Q. Our 10-year-old daughter gets angry when she doesn’t get her way or what she wants. She doesn’t want to share with others. She resists doing chores and homework. She is jealous when her 6-year-old sister gets attention. Why does she behave this way? What can we do to help her?
A. I suspect that when your older daughter was an only child for four years, your world revolved around her. She was so special. Then along came Sister, and she was expected to share your time and attention—but she probably didn’t like it. I suspect she started developing some behaviors associated with selfishness.
Richard Fitzgibbons, in his article “Selfishness in Children” (bit.ly/1St3Duc), makes some interesting and important points:
- Selfishness is one of the major causes of excessive anger and defiant behaviors in children and teenagers.
- A selfish child creates a lot of stress in others, including parents, siblings, peers and teachers.
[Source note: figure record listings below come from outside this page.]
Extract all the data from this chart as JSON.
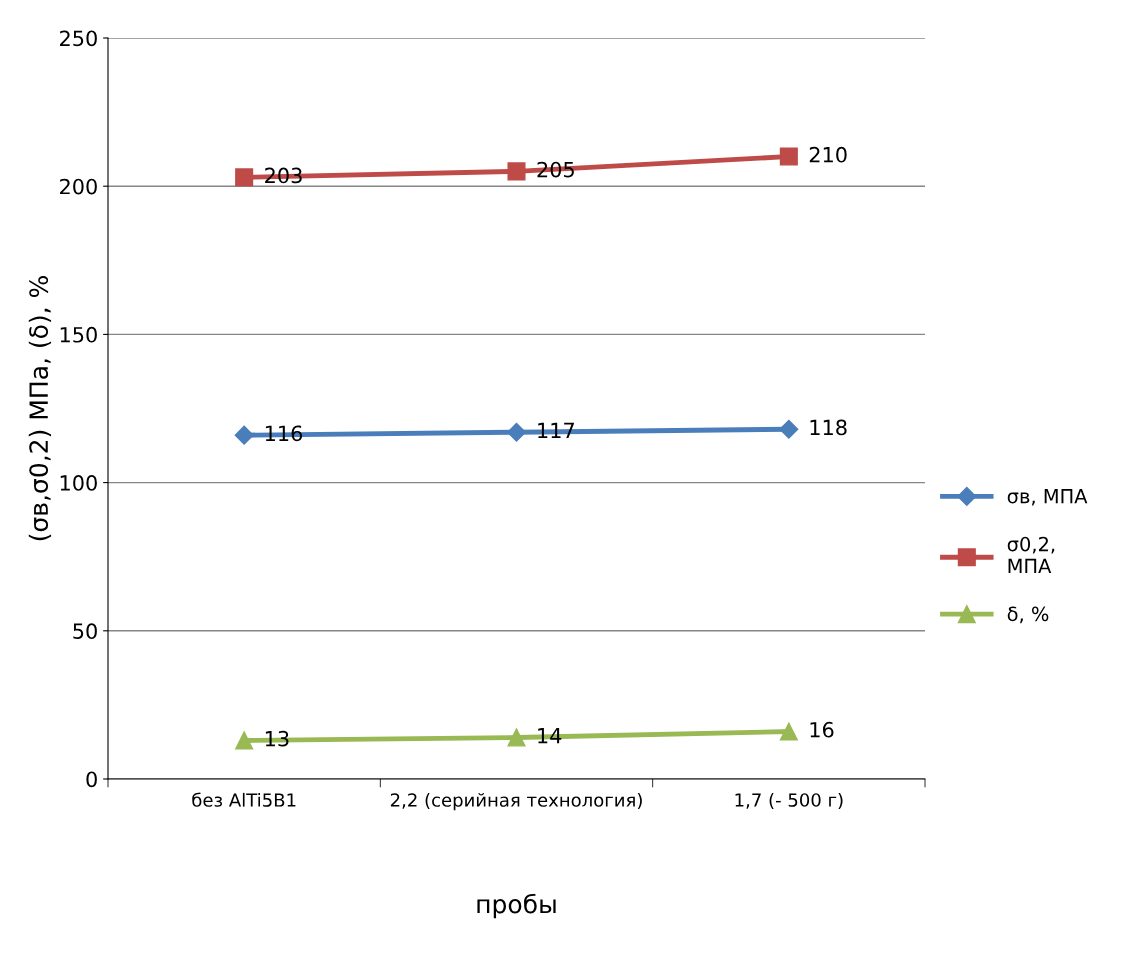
{
  "chart_data": {
    "type": "line",
    "xlabel": "пробы",
    "ylabel": "(σв,σ0,2) МПа, (δ), %",
    "categories": [
      "без AlTi5B1",
      "2,2 (серийная технология)",
      "1,7 (- 500 г)"
    ],
    "series": [
      {
        "name": "σв, МПА",
        "color": "#4a7ebb",
        "marker": "diamond",
        "values": [
          116,
          117,
          118
        ]
      },
      {
        "name": "σ0,2, МПА",
        "color": "#be4b48",
        "marker": "square",
        "values": [
          203,
          205,
          210
        ]
      },
      {
        "name": "δ, %",
        "color": "#98b954",
        "marker": "triangle",
        "values": [
          13,
          14,
          16
        ]
      }
    ],
    "ylim": [
      0,
      250
    ],
    "yticks": [
      0,
      50,
      100,
      150,
      200,
      250
    ],
    "grid": "y",
    "legend": "right",
    "data_labels": true
  }
}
- Selfish children can be misdiagnosed as having ADHD, due to the hyperactivity they display when they fail to get their way or the attention they demand.
- People of any age that tend to be selfish can and do display anger when they don’t get their way or what they want.
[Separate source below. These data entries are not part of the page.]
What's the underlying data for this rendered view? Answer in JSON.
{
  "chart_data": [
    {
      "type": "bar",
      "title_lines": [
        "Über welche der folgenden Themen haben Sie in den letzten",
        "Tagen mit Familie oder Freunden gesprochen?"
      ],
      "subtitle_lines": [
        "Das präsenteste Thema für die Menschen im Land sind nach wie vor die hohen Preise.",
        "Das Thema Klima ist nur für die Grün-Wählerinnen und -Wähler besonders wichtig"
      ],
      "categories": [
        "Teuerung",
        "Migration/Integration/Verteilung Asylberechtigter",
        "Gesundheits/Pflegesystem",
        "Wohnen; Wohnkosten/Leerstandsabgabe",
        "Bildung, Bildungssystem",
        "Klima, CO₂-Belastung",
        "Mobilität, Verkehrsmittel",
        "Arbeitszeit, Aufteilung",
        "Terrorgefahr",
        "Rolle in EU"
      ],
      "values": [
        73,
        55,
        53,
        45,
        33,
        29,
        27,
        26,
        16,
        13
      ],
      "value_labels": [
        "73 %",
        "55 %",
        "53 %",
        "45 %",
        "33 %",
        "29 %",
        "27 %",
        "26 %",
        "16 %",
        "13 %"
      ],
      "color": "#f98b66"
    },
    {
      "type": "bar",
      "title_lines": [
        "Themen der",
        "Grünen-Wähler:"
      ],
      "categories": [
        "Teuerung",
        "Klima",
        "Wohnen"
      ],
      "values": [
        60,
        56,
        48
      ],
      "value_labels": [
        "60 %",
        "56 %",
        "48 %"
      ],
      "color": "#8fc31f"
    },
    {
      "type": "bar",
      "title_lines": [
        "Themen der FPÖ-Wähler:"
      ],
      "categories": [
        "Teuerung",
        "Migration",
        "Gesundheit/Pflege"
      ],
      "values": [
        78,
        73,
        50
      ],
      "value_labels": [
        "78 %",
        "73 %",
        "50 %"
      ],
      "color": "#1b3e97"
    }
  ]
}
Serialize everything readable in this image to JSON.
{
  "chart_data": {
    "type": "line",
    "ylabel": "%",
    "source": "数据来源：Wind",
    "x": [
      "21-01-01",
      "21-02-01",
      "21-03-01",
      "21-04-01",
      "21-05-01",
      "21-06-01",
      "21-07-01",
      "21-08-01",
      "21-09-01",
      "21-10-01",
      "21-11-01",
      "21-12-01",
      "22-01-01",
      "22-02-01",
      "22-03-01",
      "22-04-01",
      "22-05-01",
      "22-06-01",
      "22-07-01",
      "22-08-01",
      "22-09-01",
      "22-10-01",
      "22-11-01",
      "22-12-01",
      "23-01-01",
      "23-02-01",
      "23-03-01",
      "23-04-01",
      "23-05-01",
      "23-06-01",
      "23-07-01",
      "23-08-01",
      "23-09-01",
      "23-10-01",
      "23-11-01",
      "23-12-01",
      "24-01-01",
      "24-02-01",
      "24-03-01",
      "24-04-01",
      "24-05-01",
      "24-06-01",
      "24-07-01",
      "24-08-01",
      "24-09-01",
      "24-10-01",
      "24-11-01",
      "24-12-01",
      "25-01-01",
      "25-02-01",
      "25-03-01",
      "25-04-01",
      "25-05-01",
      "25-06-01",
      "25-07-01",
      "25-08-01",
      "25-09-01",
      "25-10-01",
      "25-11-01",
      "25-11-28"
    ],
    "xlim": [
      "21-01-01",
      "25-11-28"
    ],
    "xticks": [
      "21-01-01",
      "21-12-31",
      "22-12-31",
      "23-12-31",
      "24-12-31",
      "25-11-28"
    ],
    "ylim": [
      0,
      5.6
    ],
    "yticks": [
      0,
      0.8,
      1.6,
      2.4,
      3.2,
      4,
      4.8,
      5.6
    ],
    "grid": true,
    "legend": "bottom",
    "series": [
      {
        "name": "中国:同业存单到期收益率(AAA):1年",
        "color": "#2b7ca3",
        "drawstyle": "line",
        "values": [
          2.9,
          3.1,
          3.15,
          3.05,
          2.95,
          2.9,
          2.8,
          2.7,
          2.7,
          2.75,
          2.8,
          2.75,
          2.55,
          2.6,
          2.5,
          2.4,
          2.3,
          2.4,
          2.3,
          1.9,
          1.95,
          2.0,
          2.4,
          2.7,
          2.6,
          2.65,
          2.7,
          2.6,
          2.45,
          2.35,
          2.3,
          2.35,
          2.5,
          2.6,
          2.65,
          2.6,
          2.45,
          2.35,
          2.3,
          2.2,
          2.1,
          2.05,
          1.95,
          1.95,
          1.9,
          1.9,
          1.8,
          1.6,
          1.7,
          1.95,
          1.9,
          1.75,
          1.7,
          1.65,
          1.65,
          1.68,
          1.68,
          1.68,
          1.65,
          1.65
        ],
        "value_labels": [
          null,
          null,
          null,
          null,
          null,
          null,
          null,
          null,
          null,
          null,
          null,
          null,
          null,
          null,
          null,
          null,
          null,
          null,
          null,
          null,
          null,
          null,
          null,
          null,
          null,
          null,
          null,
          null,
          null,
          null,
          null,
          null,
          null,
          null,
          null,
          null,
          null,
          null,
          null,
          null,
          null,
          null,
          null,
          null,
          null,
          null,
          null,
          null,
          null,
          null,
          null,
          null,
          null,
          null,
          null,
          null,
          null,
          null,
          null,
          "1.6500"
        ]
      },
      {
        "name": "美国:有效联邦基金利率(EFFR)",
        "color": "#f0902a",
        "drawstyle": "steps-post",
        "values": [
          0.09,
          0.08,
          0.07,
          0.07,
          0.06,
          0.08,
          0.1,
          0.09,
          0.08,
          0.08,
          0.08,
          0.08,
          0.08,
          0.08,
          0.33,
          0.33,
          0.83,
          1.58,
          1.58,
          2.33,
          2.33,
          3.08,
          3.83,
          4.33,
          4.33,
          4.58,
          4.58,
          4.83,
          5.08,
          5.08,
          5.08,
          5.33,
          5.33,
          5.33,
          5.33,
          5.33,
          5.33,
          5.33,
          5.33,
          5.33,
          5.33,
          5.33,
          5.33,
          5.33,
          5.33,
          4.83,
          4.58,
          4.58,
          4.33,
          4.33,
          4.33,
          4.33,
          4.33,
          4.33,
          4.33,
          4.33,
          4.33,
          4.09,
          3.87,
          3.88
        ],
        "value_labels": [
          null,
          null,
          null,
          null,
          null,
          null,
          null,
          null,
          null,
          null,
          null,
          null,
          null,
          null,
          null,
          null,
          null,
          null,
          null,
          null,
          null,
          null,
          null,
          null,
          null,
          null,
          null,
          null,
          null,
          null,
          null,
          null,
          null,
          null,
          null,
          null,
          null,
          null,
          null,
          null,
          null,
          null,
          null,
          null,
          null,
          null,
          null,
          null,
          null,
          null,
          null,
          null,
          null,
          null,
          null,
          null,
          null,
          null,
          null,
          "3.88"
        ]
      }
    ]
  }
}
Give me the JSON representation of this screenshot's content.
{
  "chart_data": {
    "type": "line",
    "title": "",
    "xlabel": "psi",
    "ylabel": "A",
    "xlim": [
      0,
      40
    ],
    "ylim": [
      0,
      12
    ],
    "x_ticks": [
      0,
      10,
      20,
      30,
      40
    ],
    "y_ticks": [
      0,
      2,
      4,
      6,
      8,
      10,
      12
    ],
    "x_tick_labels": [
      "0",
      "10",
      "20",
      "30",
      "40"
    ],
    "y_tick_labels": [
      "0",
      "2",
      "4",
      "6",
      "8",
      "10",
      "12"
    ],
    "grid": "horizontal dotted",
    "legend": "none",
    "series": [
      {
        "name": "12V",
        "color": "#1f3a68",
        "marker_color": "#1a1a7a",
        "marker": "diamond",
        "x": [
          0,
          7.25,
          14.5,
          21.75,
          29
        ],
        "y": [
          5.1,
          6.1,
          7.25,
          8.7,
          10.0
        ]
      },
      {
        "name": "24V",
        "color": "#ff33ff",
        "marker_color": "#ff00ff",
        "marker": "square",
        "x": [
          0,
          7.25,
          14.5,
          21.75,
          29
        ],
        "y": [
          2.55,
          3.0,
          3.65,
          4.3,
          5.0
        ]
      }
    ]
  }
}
Fitzgibbons is not alone in identifying selfishness as a major cause of anger in children. It’s an oft-repeated theme by professionals working with families.
So, how can you help your daughter be less angry, jealous and defiant, and more loving, gentle and considerate? Here are some suggestions:
- Use consequences for undesired behavior. For example: If homework is not done and turned in, no electronics, including the phone, for a given period of time. If clothes or belongings are left on the floor, hold them for ransom or put them in a box marked “Donations,” and see how fast they get put away.
- Put expectations in writing. Start a communication notebook (an inexpensive spiral notebook will do) so you can tell your child once about your expectations, rather than telling her over and over.
- Establish chores. Doing chores should be expected of each family member. Write down age appropriate chores, and get your child to sign off on them. Extra chores deserve pay, but not the “part of the family daily or weekly chores.”
- Model and expect good behavior—manners, kindness and respect—and don’t reward her with “good job” or a treat. If rewarded, a child may work for rewards and not out of empathy or kindness. Volunteer with your child to serve less fortunate people. Being kind and respectful are important parts of being unselfish.
- Model and teach your child how to “lift others up,” encouraging and helping others to succeed rather than complaining about people in their lives and hoping they will fail.
- Help your child understand the difference between needs and wants.
In order to help your daughter change for the better, you and your husband need to agree to work together as parents, and you may need to make some changes in your own behavior.
While parents are often generous with their children, they can model selfish behavior with a spouse, relatives and friends. If you look closely, you might see your own selfish behavior mirrored back in your child’s behavior.
Betty Richardson, Ph.D., R.N.C., L.P.C., L.M.F.T., is an Austin-based psychotherapist who specializes in dealing with the problems of children, adolescents and parents.